The ideal solution needs the ability to match workload demands with appropriate storage resources on the fly, as they are needed. Depending on the application, this could be memory class storage or high performance flash such as NVMe and cost effective SAS/SATA SSDs. The fast media would be allocated in the proper amount to match the size of the active working set, while keeping the remaining data stored cost efficiently. In essence, this is the virtualization of datacenter storage. You can draw an analogy with server virtualization, which parses our available processor resources to multiple virtual machines; datacenter storage virtualization parses out available performance storage resources to multiple physical machines.
This brings up the major challenge – how do you identify the active working set? Without this capability, and being able to do it in real time, matching fluctuating workloads with the appropriate storage resources becomes a moot point. This leaves us guessing. For example, based on history, a typical application has 5-10% of its data active. With the Internet of things and all of the new data constantly being created, it will not be safe to bet on history, as we have already stated, “The only thing that is constant is change.” The optimal solution not only identifies actual working sets in real time, but also dynamically provisions the workloads that need them.
Enmotus is developing Storage Automation and Analytics software (SAA), a new class of software that dynamically identifies the actual active data set of applications and then automatically applies the appropriate storage resources in order to optimize performance while containing costs.
The video below demonstrates a virtual storage volume adapting to a new workload, and shows how flash storage resources are allocated to the working set. This example depicts an entire volume, divided into 64 segments. The blue color is the portion of he volume mapped to cost effective capacity media and the red is the flash performance media. As the volume becomes active, the location of the activity can be seen, and the flash resources are allocated to the area of the volume with the activity.
Monitoring this activity using spatial and time analytics provides the active data usage. Once the initial baseline is determined, just the right amount of fast storage media can be added or removed from the active data volume.
The foundation of SAA is a device analytics engine that monitors and collects metrics at the device (drive) and node level. In a datacenter, it can collect device level metrics including SMART information, node performance metrics, as well as capacity usage.

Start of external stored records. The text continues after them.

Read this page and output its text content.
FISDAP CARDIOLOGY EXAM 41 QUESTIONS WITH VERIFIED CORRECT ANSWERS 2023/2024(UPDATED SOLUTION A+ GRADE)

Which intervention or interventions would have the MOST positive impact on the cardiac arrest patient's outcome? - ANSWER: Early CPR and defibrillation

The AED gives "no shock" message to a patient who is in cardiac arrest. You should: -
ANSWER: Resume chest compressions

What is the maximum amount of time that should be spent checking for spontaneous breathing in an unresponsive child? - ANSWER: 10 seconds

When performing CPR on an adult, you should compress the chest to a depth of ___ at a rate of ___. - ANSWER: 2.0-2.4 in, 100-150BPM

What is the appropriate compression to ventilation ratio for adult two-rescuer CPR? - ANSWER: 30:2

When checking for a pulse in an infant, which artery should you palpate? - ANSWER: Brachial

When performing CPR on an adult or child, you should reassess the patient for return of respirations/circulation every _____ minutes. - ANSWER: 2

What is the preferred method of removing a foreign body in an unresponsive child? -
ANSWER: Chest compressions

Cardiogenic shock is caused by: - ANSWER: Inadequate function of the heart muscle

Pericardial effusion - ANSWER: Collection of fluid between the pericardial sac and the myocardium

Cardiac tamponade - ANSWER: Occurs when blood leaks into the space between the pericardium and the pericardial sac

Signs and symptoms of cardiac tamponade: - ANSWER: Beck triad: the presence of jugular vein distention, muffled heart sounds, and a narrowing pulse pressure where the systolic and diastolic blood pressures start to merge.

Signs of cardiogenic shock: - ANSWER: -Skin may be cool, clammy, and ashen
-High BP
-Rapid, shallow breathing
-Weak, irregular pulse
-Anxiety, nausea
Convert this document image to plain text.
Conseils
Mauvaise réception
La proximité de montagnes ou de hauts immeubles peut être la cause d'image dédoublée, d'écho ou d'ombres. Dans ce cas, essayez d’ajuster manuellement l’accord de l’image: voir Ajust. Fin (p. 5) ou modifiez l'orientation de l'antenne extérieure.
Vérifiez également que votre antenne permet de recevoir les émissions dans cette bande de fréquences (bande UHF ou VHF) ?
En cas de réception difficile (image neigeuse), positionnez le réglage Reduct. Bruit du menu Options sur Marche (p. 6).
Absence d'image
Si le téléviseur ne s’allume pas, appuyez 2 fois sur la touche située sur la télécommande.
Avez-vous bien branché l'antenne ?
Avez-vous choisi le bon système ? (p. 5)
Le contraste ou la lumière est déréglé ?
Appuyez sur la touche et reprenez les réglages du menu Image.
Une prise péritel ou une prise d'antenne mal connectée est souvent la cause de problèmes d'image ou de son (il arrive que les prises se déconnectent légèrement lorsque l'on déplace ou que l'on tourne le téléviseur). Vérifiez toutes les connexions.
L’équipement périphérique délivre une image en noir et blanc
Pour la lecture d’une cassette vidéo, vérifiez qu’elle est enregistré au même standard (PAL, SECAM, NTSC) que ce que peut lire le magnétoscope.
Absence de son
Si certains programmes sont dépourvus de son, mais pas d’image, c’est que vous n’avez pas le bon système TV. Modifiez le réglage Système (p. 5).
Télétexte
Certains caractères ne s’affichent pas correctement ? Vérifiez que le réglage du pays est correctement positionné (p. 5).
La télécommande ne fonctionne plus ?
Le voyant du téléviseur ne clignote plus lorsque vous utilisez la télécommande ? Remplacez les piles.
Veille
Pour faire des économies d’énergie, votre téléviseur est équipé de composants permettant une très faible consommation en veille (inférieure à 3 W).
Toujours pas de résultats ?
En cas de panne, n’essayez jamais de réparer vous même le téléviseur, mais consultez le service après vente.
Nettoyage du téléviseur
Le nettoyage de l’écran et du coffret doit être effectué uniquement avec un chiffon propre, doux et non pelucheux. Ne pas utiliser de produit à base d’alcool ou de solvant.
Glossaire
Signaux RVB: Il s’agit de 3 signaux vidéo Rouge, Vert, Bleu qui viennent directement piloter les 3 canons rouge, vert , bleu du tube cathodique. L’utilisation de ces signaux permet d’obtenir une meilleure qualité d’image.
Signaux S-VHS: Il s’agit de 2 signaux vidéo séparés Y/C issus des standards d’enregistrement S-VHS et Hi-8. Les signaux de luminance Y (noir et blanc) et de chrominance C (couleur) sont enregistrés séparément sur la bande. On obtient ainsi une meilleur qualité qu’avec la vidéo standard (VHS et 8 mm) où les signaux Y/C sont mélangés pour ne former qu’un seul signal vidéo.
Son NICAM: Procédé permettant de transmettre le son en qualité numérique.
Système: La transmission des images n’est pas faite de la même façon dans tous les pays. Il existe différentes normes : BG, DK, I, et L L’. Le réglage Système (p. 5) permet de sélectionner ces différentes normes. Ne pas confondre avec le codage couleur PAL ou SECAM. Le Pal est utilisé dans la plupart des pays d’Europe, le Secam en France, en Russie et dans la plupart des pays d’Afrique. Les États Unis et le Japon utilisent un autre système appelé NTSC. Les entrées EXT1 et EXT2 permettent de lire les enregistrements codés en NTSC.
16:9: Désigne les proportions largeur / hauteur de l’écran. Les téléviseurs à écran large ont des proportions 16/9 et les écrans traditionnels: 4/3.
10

This information is invaluable in managing physical devices, identifying performance issues and potential failures. Time related drive management is one of a data center managers biggest pain points. At the node level, performance can be recorded in a centralized database. When thresholds are exceeded, alerts are sent to allow actions to be taken to increase performance.
Knowledge is power. Understanding change as it occurs and adapting to it dynamically has great benefits for data centers. Simplifying management saves operating expenses, while knowing exactly how much performance each application needs, and allocating the right amount of resources to those applications prevents overprovisioning, which saves capital resources.